The main point that Ed made is that situations like Lowe's, Aki's, JGP's, aren't going to happen in future. That's a bit of a "NZ" only problem, because those players need to reach such a high standard to be chosen by the All Blacks, were as a country like Ireland wants them a lot earlier like that. This is basically the 'ready in 3 years' concept Ireland relied on, versus the '5 years and they've left' concept' were that player is now ready to be chosen by the All Blacks (given a contract to play Super, ala SBW, and hopefully Manu).


The 'mercenary' thing that will take longer to expire, and which I was referring to, is the grandparents rule. The new kids coming through now aren't going to have as many gp born overseas, so the amount of players that can leave with a prospect of International rugby offer are going to drop dramatically at some point. All these kiwi fellas playing for a PI, is going to stop sadly.


The new era problem that will replace those old concerns is now French and Japanese clubs (doing the same as NRL teams have done for decades by) picking kids out of school. The problem here is not so much a national identity one, than it is a farm system where 9 in 10 players are left with nothing. A stunted education and no support in a foreign country (well they'll get kicked out of those countries were they don't in Australia).


It's the same sort of situation were NZ would be the big guy, but there weren't many downsides with it. The only one I can think was brought up but a poster on this site, I can't recall who it was, but he seemed to know a lot of kids coming from the Islands weren't really given the capability to fly back home during school xms holidays etc. That is probably something that should be fixed by the union. Otherwise getting someone like Fakatava over here for his last year of school definitely results in NZ being able to pick the cherries off the top but it also allows that player to develop and be able to represent Tonga and under age and possibly even later in his career.
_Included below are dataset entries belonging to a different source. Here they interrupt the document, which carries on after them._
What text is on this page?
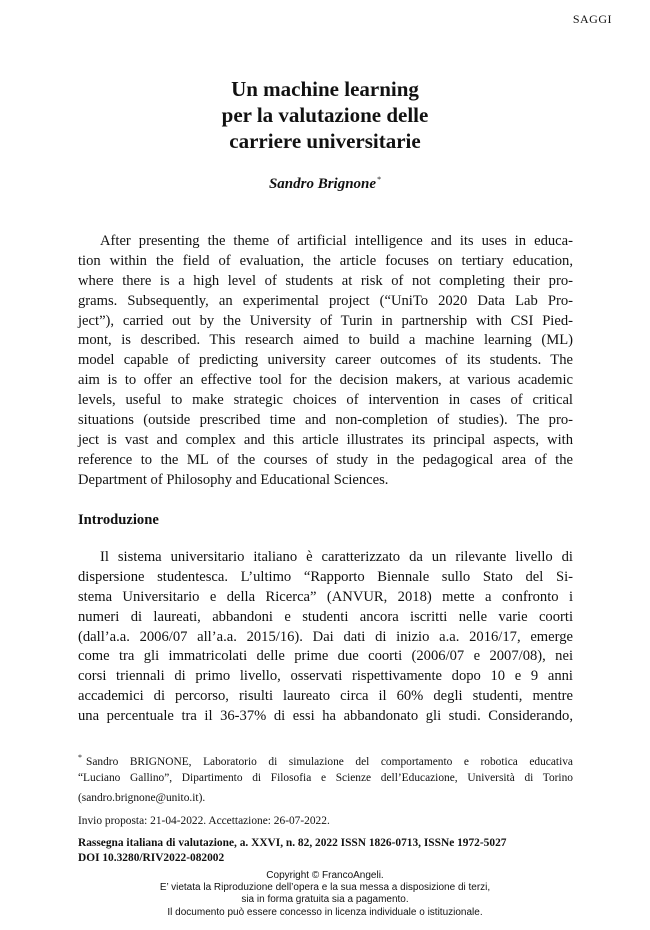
SAGGI
Un machine learning
per la valutazione delle
carriere universitarie
Sandro Brignone*
After presenting the theme of artificial intelligence and its uses in educa-
tion within the field of evaluation, the article focuses on tertiary education,
where there is a high level of students at risk of not completing their pro-
grams. Subsequently, an experimental project (“UniTo 2020 Data Lab Pro-
ject”), carried out by the University of Turin in partnership with CSI Pied-
mont, is described. This research aimed to build a machine learning (ML)
model capable of predicting university career outcomes of its students. The
aim is to offer an effective tool for the decision makers, at various academic
levels, useful to make strategic choices of intervention in cases of critical
situations (outside prescribed time and non-completion of studies). The pro-
ject is vast and complex and this article illustrates its principal aspects, with
reference to the ML of the courses of study in the pedagogical area of the
Department of Philosophy and Educational Sciences.
Introduzione
Il sistema universitario italiano è caratterizzato da un rilevante livello di
dispersione studentesca. L’ultimo “Rapporto Biennale sullo Stato del Si-
stema Universitario e della Ricerca” (ANVUR, 2018) mette a confronto i
numeri di laureati, abbandoni e studenti ancora iscritti nelle varie coorti
(dall’a.a. 2006/07 all’a.a. 2015/16). Dai dati di inizio a.a. 2016/17, emerge
come tra gli immatricolati delle prime due coorti (2006/07 e 2007/08), nei
corsi triennali di primo livello, osservati rispettivamente dopo 10 e 9 anni
accademici di percorso, risulti laureato circa il 60% degli studenti, mentre
una percentuale tra il 36-37% di essi ha abbandonato gli studi. Considerando,
* Sandro BRIGNONE, Laboratorio di simulazione del comportamento e robotica educativa
“Luciano Gallino”, Dipartimento di Filosofia e Scienze dell’Educazione, Università di Torino
(sandro.brignone@unito.it).
Invio proposta: 21-04-2022. Accettazione: 26-07-2022.
Rassegna italiana di valutazione, a. XXVI, n. 82, 2022 ISSN 1826-0713, ISSNe 1972-5027
DOI 10.3280/RIV2022-082002
Copyright © FrancoAngeli.
E’ vietata la Riproduzione dell’opera e la sua messa a disposizione di terzi,
sia in forma gratuita sia a pagamento.
Il documento può essere concesso in licenza individuale o istituzionale.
Where as a kid being taken from NZ is arguably going to be worse off in every respect other than perhaps money. Not going to develop as a person, not going to develop as a player as much, so I have a lotof sympathy for NZs case that I don't include them in that group but I certainly see where you're coming from and it encourages other countries to think they can do the same while not realising they're making a much worse experience/situation.